Lottie se preguntó si el hecho de que Fiona hubiera muerto vestida de novia era una declaración. ¿Tenía razón Boyd? ¿Era la manera de Fiona de decir a Ryan que ya no quería casarse con él? ¿Que suicidarse era mejor que la perspectiva de una vida a su lado? No, no tenía sentido. Las circunstancias le habían parecido sospechosas desde el principio y, ahora, la noticia de que Fiona era madre de una niña reafirmaba su teoría de que se trataba de un asesinato. En especial, después de que encontraran a Cara Dunne también con un vestido de novia. Esperaba que Lily estuviera bien. Probablemente, seguía en el club extraescolar. Miró hacia la puerta y oyó a Kirby, que hablaba por teléfono.

Centró su atención en Ryan y dijo:

—Lamento hacerle estas preguntas en un momento tan difícil. ¿Puede decirme dónde ha estado esta tarde?

—¿Qué quiere decir?

¿Por qué la gente respondía las preguntas con más preguntas?

—Es una cuestión rutinaria.

—Pero ha dicho que Fiona saltó…

—No, he dicho que parece que se cayó. La encontraron en el suelo. Tenemos que examinar todas las pruebas.

—Lo que quiere decir es que podrían haberla empujado, ¿no es así? —Sin esperar la respuesta, el hombre levantó la mano—. Lo sé, lo sé. Hay que esperar al post mortem. Trabajo en el periódico, entiendo la jerga.

—¿Dónde ha estado esta tarde?

El hombre se desplomó de nuevo en la silla.

—En el trabajo, en la oficina del Tribune. Trabajo de fotógrafo para el periódico.

—¿Ha estado allí toda la tarde?

—Sí. No. No lo recuerdo. Sé que he estado trabajando. He venido directo a casa. Tenía que cenar y luego escribir un pequeño discurso para mañana. Aunque ahora ya no hay mañana, ¿verdad?

Cuando su cuerpo se derrumbó y los sollozos le desgarraron la garganta, Lottie dejó que tuviese un momento de dolor. Kirby regresó negando con la cabeza.

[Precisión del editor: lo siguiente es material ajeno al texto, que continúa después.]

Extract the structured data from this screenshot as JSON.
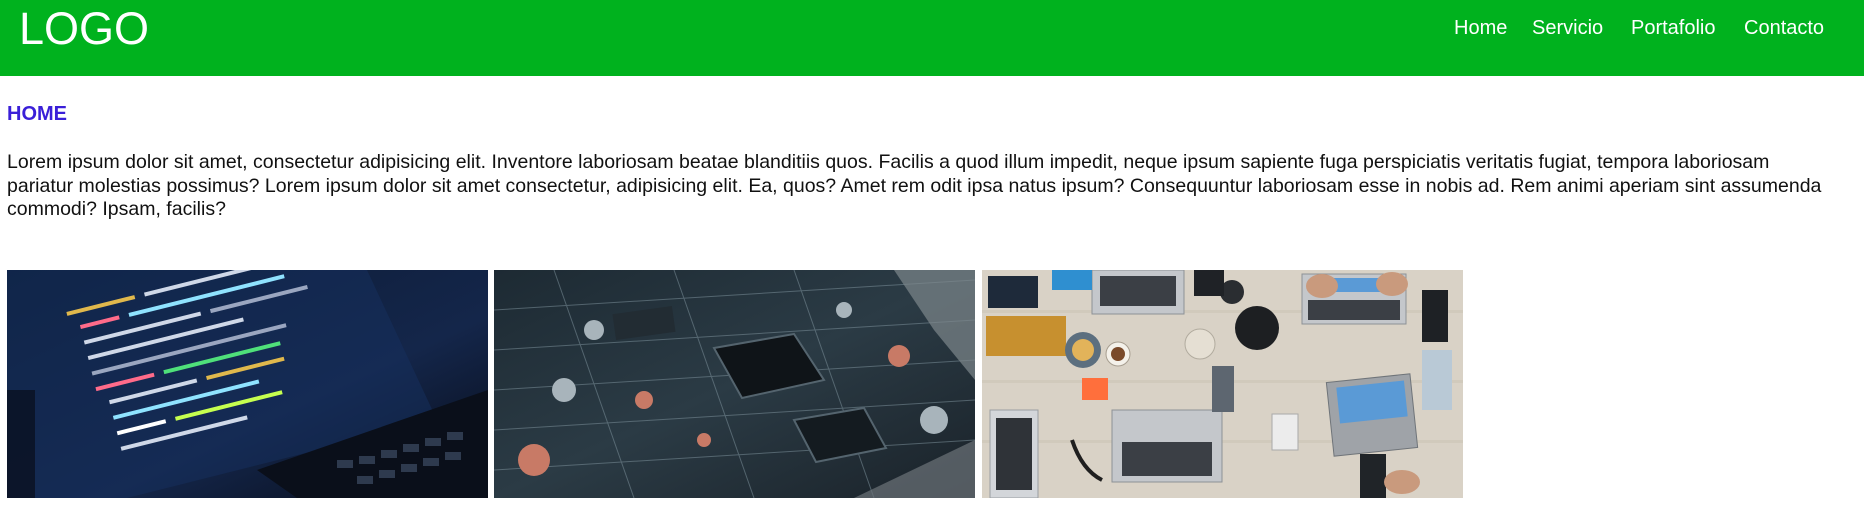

—La niña no está en Little People —anunció—. El director dice que Lily tenía una clase a las tres de la tarde en la escuela de danza en el teatro de Ragmullin. Su madre había pedido que un miembro del personal llevara a la niña, y ella debía ir a buscarla después.

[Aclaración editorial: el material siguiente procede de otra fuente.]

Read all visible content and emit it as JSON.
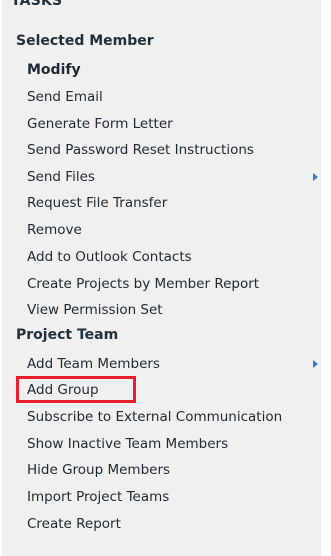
{
  "panel": {
    "title": "TASKS"
  },
  "sections": [
    {
      "header": "Selected Member",
      "items": [
        {
          "label": "Modify",
          "bold": true
        },
        {
          "label": "Send Email"
        },
        {
          "label": "Generate Form Letter"
        },
        {
          "label": "Send Password Reset Instructions"
        },
        {
          "label": "Send Files",
          "submenu": true
        },
        {
          "label": "Request File Transfer"
        },
        {
          "label": "Remove"
        },
        {
          "label": "Add to Outlook Contacts"
        },
        {
          "label": "Create Projects by Member Report"
        },
        {
          "label": "View Permission Set"
        }
      ]
    },
    {
      "header": "Project Team",
      "items": [
        {
          "label": "Add Team Members",
          "submenu": true
        },
        {
          "label": "Add Group",
          "highlighted": true
        },
        {
          "label": "Subscribe to External Communication"
        },
        {
          "label": "Show Inactive Team Members"
        },
        {
          "label": "Hide Group Members"
        },
        {
          "label": "Import Project Teams"
        },
        {
          "label": "Create Report"
        }
      ]
    }
  ],
  "highlight_color": "#e8202a",
  "accent_color": "#3f79bf"
}
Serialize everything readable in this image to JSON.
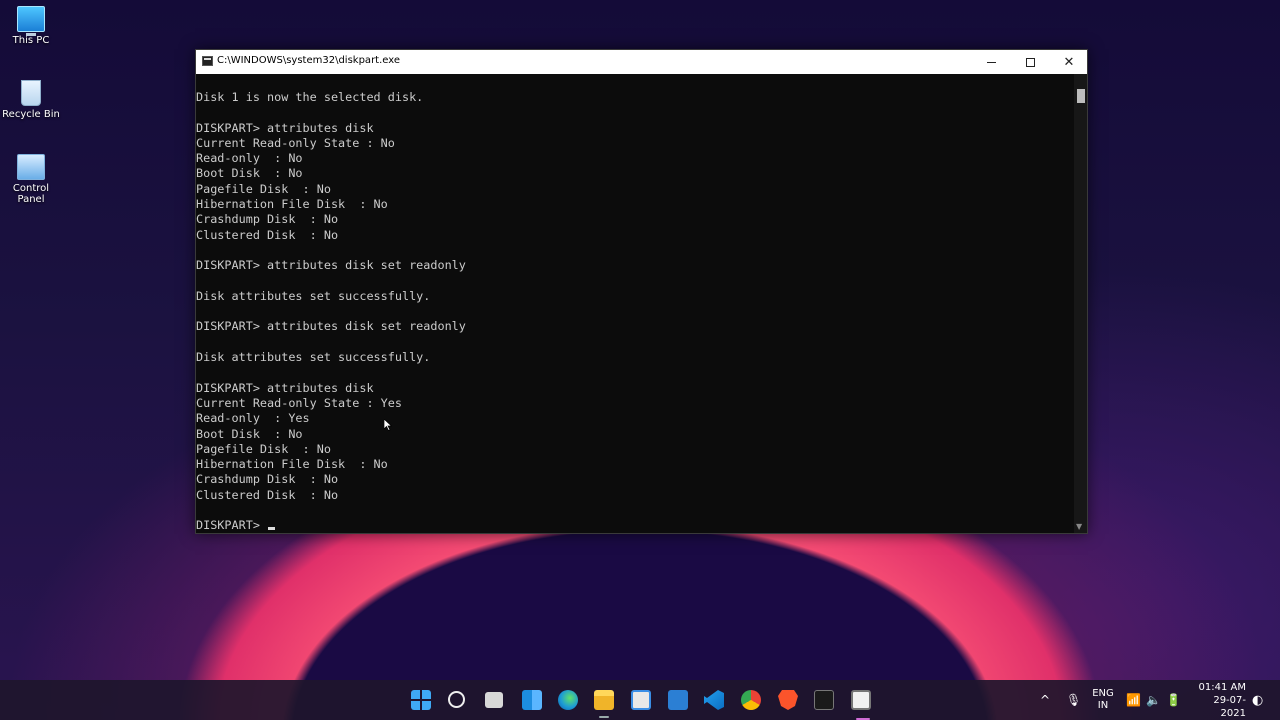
{
  "desktop": {
    "icons": [
      {
        "label": "This PC",
        "icon": "this-pc-icon"
      },
      {
        "label": "Recycle Bin",
        "icon": "recycle-bin-icon"
      },
      {
        "label": "Control Panel",
        "icon": "control-panel-icon"
      }
    ]
  },
  "window": {
    "title": "C:\\WINDOWS\\system32\\diskpart.exe",
    "minimize_glyph": "—",
    "maximize_glyph": "☐",
    "close_glyph": "✕"
  },
  "console": {
    "lines": [
      "Disk 1 is now the selected disk.",
      "",
      "DISKPART> attributes disk",
      "Current Read-only State : No",
      "Read-only  : No",
      "Boot Disk  : No",
      "Pagefile Disk  : No",
      "Hibernation File Disk  : No",
      "Crashdump Disk  : No",
      "Clustered Disk  : No",
      "",
      "DISKPART> attributes disk set readonly",
      "",
      "Disk attributes set successfully.",
      "",
      "DISKPART> attributes disk set readonly",
      "",
      "Disk attributes set successfully.",
      "",
      "DISKPART> attributes disk",
      "Current Read-only State : Yes",
      "Read-only  : Yes",
      "Boot Disk  : No",
      "Pagefile Disk  : No",
      "Hibernation File Disk  : No",
      "Crashdump Disk  : No",
      "Clustered Disk  : No",
      "",
      "DISKPART> "
    ]
  },
  "taskbar": {
    "apps": [
      "start-icon",
      "search-icon",
      "task-view-icon",
      "widgets-icon",
      "edge-icon",
      "file-explorer-icon",
      "store-icon",
      "mail-icon",
      "vscode-icon",
      "chrome-icon",
      "brave-icon",
      "terminal-icon",
      "diskpart-icon"
    ],
    "tray": {
      "chevron": "^",
      "lang_top": "ENG",
      "lang_bottom": "IN",
      "time": "01:41 AM",
      "date": "29-07-2021"
    }
  }
}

—Entonces, ¿dónde está? —gimió Ryan.

—He llamado a la escuela de danza —continuó Kirby—. Colin Kavanagh está anotado como contacto si Fiona no recoge a Lily.

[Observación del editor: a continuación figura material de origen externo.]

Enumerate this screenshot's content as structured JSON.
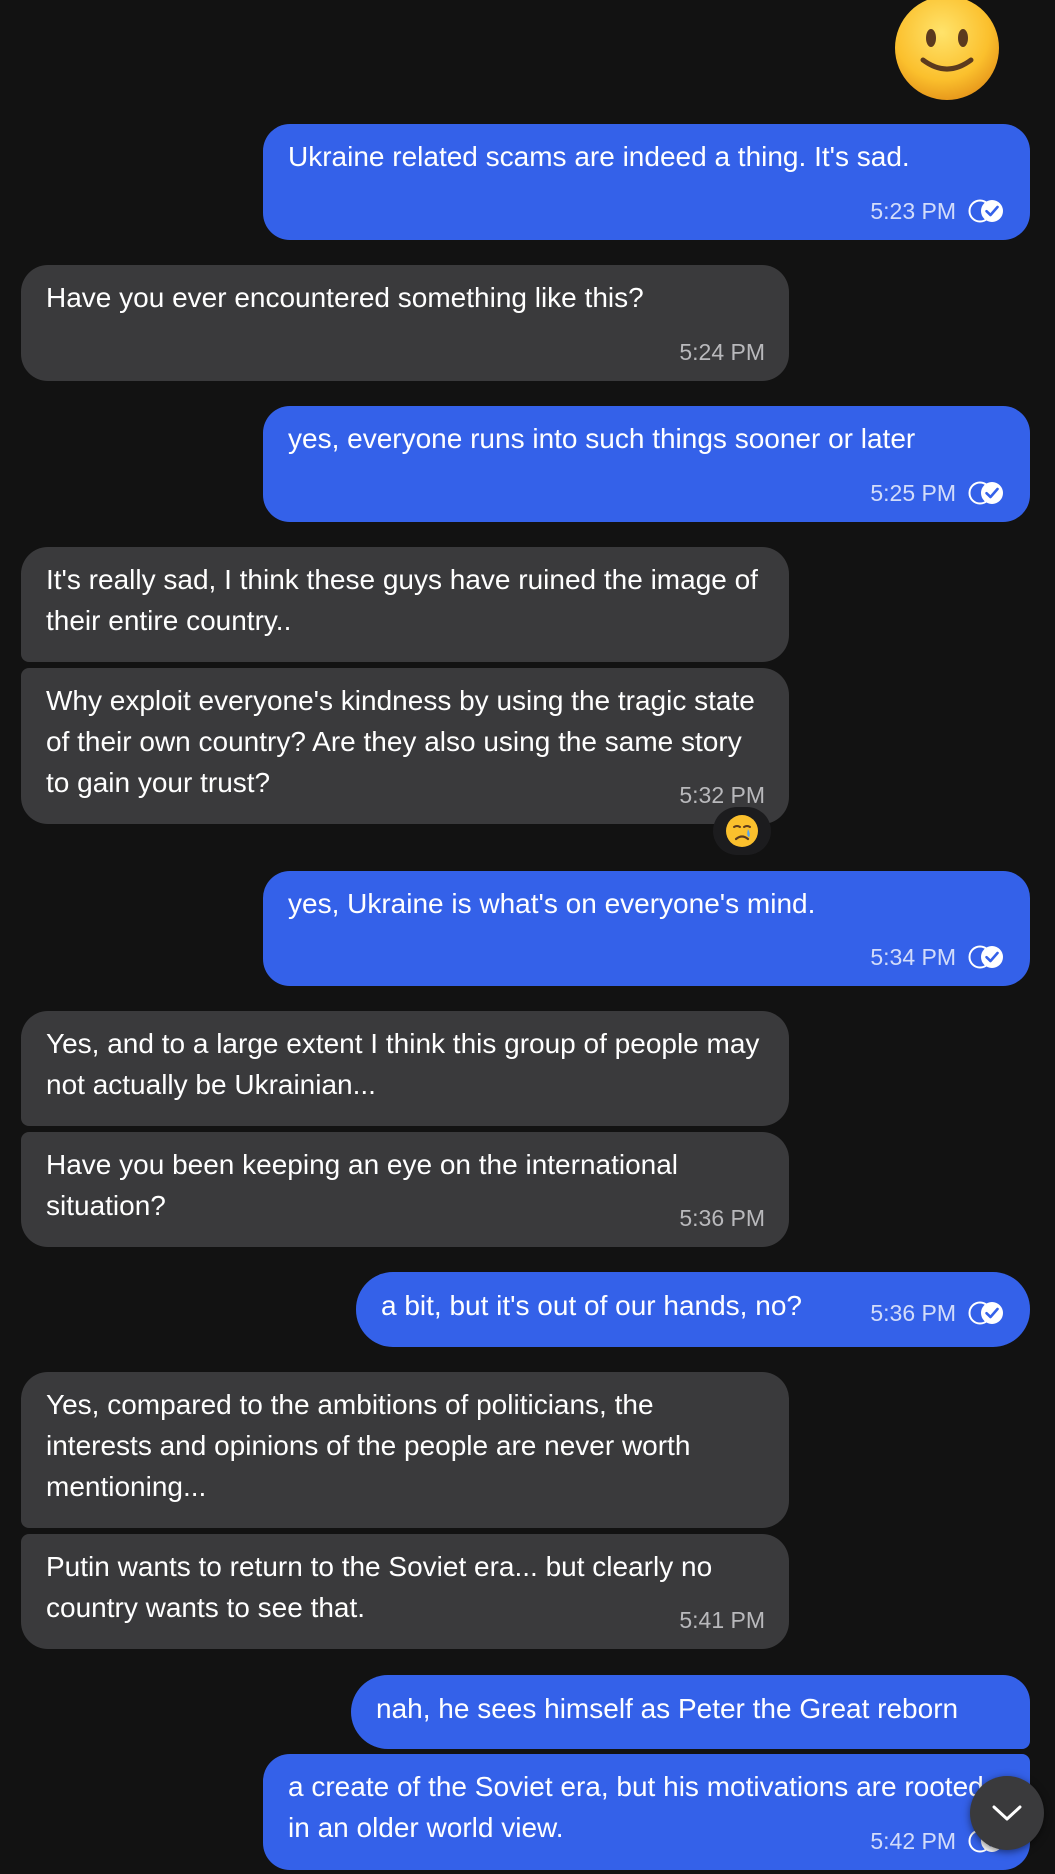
{
  "top_emoji": "slightly-smiling-face",
  "colors": {
    "background": "#121212",
    "incoming_bubble": "#3a3a3c",
    "outgoing_bubble": "#3461e9"
  },
  "messages": [
    {
      "direction": "out",
      "text": "Ukraine related scams are indeed a thing. It's sad.",
      "time": "5:23 PM",
      "read": true
    },
    {
      "direction": "in",
      "text": "Have you ever encountered something like this?",
      "time": "5:24 PM"
    },
    {
      "direction": "out",
      "text": "yes, everyone runs into such things sooner or later",
      "time": "5:25 PM",
      "read": true
    },
    {
      "direction": "in",
      "text": "It's really sad, I think these guys have ruined the image of their entire country.."
    },
    {
      "direction": "in",
      "text": "Why exploit everyone's kindness by using the tragic state of their own country? Are they also using the same story to gain your trust?",
      "time": "5:32 PM",
      "reaction": "crying-face"
    },
    {
      "direction": "out",
      "text": "yes, Ukraine is what's on everyone's mind.",
      "time": "5:34 PM",
      "read": true
    },
    {
      "direction": "in",
      "text": "Yes, and to a large extent I think this group of people may not actually be Ukrainian..."
    },
    {
      "direction": "in",
      "text": "Have you been keeping an eye on the international situation?",
      "time": "5:36 PM"
    },
    {
      "direction": "out",
      "text": "a bit, but it's out of our hands, no?",
      "time": "5:36 PM",
      "read": true
    },
    {
      "direction": "in",
      "text": "Yes, compared to the ambitions of politicians, the interests and opinions of the people are never worth mentioning..."
    },
    {
      "direction": "in",
      "text": "Putin wants to return to the Soviet era... but clearly no country wants to see that.",
      "time": "5:41 PM"
    },
    {
      "direction": "out",
      "text": "nah, he sees himself as Peter the Great reborn"
    },
    {
      "direction": "out",
      "text": "a create of the Soviet era, but his motivations are rooted in an older world view.",
      "time": "5:42 PM",
      "read": true
    }
  ],
  "scroll_button_icon": "chevron-down-icon"
}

Ryan se levantó con brusquedad de la silla y se encaró con Kirby.

—Kavanagh es el padre de Lily. Gracias a Dios que está a salvo.

—Siéntese, señor Slevin —dijo Kirby. Se volvió hacia Lottie—. Nadie en el teatro recuerda llamarle para que recogiera a la niña.

—Nos vamos —dijo la inspectora—. Tenemos que llamar al señor Kavanagh.

El cuerpo de Ryan pareció desinflarse.

—Avísenme cuando la encuentren. Tengo que saber que está bien. Los chicos la adoran.

—¿Y usted? ¿La quiere usted? —presionó Lottie.

—Por supuesto que sí. Como si fuera mi propia hija, por el amor de Dios.

Mientras seguía a Kirby hasta la puerta principal, Lottie se volvió en el abarrotado recibidor.

—¿Dónde iban a vivir después de la boda?

—Tengo una casita en el campo, al otro lado del pueblo. La he reformado. Era como nuestra casa de ensueño, y ahora esos sueños han quedado… destrozados.

—Tendremos que echarle un vistazo.

El hombre hurgó en su bolsillo y sacó un puñado de llaves. Desenganchó una del llavero.

—Tenga, cójala. Es la de repuesto.

La puerta de la cocina se abrió. Zoe estaba allí con un millón de preguntas en los ojos.

—¿Qué sucede, Ryan?

—Los dejaré solos —dijo Lottie, y cerró la puerta tras de sí.

Se sentó en el coche junto a Kirby, que consultó:

—Bueno, ¿y quién es este Colin Kavanagh, si se puede saber?